Characterization of CEVs@siNOX4 and its therapeutic effects in vitro. (a) Schematic diagram of siNOX4 loading onto CEVs. (B‐D) Transmission electron micrograph (b), size distribution (c) and zeta potential analysis (d) of CEVs@siCtrl, SEVs@siNOX4 and CEVs@siNOX4. Scale bar = 100 nm. (e) Representative blots of Alix, TSG101 and CD81 in three types of sEVs. Uncropped blots are shown in Figure S11. (f) Representative IVIS images and quantified data showing fluorescence intensity in mice heart tissues 24 h after intravenous injection of PBS, CEVs@siCtrl, SEVs@siNOX4 or CEVs@siNOX4. (g) qRT‐PCR analysis of NOX4 levels in iPSC‐vCMs. Data are normalized to GAPDH. (h) Representative blots and quantified data showing NOX4 protein levels in the indicated groups. β‐actin served as a loading control.
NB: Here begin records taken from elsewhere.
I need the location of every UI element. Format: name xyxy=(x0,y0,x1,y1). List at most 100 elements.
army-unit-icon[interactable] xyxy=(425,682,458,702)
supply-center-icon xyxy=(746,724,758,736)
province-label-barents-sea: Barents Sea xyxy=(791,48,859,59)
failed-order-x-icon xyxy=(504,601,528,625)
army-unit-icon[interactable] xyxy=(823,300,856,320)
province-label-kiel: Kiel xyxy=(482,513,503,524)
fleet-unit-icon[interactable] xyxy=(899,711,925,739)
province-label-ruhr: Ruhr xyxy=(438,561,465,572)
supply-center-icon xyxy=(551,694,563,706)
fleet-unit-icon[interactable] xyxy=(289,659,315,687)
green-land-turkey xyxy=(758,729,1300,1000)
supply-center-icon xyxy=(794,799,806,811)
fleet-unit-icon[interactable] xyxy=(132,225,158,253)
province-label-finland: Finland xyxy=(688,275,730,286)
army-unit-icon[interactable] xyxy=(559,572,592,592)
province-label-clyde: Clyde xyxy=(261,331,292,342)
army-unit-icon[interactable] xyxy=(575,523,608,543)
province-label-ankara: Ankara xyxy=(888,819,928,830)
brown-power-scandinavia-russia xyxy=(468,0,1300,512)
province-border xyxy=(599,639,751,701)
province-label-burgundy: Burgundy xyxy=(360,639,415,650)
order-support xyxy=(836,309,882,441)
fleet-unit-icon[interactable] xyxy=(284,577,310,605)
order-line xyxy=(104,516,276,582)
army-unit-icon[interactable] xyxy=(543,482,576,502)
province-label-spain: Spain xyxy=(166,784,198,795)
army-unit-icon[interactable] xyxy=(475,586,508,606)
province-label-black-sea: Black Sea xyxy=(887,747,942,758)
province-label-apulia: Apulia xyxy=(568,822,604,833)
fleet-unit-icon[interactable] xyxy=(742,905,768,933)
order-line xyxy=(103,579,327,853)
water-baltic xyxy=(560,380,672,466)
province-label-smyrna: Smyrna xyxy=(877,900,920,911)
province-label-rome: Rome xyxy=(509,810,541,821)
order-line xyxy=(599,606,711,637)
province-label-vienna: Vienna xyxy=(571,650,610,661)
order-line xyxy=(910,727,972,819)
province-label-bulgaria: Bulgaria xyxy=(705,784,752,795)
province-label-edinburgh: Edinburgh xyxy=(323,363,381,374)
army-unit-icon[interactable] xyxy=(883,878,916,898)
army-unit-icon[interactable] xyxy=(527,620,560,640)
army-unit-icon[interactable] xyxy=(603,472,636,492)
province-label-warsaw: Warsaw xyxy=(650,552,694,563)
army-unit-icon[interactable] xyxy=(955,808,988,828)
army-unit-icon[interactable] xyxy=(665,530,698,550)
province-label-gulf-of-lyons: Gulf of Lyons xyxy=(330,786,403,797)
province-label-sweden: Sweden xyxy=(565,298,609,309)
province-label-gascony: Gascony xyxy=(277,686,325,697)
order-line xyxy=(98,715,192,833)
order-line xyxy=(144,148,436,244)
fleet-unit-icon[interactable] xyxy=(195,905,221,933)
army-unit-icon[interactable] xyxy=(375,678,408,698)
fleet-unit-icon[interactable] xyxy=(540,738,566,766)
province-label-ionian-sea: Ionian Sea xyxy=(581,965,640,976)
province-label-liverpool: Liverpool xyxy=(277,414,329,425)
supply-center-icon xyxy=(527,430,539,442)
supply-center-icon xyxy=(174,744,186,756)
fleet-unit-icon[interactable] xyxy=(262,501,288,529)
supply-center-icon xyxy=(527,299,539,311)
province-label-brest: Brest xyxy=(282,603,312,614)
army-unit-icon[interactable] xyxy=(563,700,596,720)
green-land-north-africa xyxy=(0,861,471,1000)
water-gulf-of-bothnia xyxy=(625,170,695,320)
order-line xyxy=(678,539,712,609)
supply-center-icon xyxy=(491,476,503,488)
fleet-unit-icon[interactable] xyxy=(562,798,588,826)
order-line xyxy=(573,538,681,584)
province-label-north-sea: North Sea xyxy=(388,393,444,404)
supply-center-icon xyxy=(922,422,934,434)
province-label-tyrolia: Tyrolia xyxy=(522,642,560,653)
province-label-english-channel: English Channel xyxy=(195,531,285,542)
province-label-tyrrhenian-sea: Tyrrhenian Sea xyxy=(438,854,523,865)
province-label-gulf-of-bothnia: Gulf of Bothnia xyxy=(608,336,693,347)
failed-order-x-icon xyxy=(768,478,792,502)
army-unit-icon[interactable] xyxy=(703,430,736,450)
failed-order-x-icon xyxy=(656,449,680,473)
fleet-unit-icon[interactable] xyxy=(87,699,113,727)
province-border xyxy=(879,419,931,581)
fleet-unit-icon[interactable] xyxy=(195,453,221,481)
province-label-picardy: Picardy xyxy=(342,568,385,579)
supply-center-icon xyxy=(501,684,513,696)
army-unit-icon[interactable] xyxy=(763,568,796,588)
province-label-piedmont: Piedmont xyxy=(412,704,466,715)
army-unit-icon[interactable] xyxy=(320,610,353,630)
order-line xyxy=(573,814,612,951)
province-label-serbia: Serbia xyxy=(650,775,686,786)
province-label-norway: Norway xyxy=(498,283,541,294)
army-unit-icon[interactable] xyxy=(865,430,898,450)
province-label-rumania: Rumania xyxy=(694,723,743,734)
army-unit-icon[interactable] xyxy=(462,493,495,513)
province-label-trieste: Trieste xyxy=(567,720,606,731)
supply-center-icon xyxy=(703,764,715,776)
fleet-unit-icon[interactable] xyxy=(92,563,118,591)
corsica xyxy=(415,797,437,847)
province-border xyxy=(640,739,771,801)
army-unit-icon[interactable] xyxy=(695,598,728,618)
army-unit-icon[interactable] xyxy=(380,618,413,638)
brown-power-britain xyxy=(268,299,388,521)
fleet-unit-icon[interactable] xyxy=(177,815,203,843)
Uncropped blots are shown in Figure S11. (i) qRT‐PCR analysis of ANP, BNP and β‐MHC levels in the indicated groups. Data are normalized to GAPDH. (j and k) Representative immunofluorescence images of α‐actinin (green)‐ and Hoechst 33342 (blue)‐stained iPSC‐vCMs along with quantified data showing cardiomyocyte size. Scale bar = 50 μm. * Indicates comparison with the control group, *P < 0.05, **P < 0.01, ***P < 0.001, ****P < 0.0001; ^# indicates comparison with the Ang II‐treated group, ^# P < 0.05, ^## P < 0.01.

FIGURE 5

Therapeutic effects of CEVs@siNOX4 in vivo. (a) Schematic diagram of in vivo experimental design and analysis. (b) qRT‐PCR analysis of NOX4 levels in mice heart tissues; n = 4 per group. Data are normalized to GAPDH. (c and d) Representative images of H&E‐stained heart sections and quantified data showing HW/BW; n = 4 per group. Scale bar = 1 mm. (e and f) Representative images of MT‐stained heart sections and quantified data showing fibrotic area (%); n = 4 per group. Scale bar = 50 μm. (g and h) Representative immunofluorescence images of WGA‐stained heart sections and quantified data showing CSA; n = 4 per group. Scale bar = 50 μm. (i and j) Representative M‐mode images (i) and quantified data showing LVEF and LVFS (j) in the indicated groups; n = 4 per group. (k) qRT‐PCR analysis of ANP, BNP and β‐MHC levels in the indicated groups; n = 4 per group. Data are normalized to GAPDH. * indicates comparison with the control group, *P < 0.05, **P < 0.01, ***P < 0.001, ****P < 0.0001; ^# indicates comparison with the Ang II‐treated group, ^# P < 0.05, ^## P < 0.01.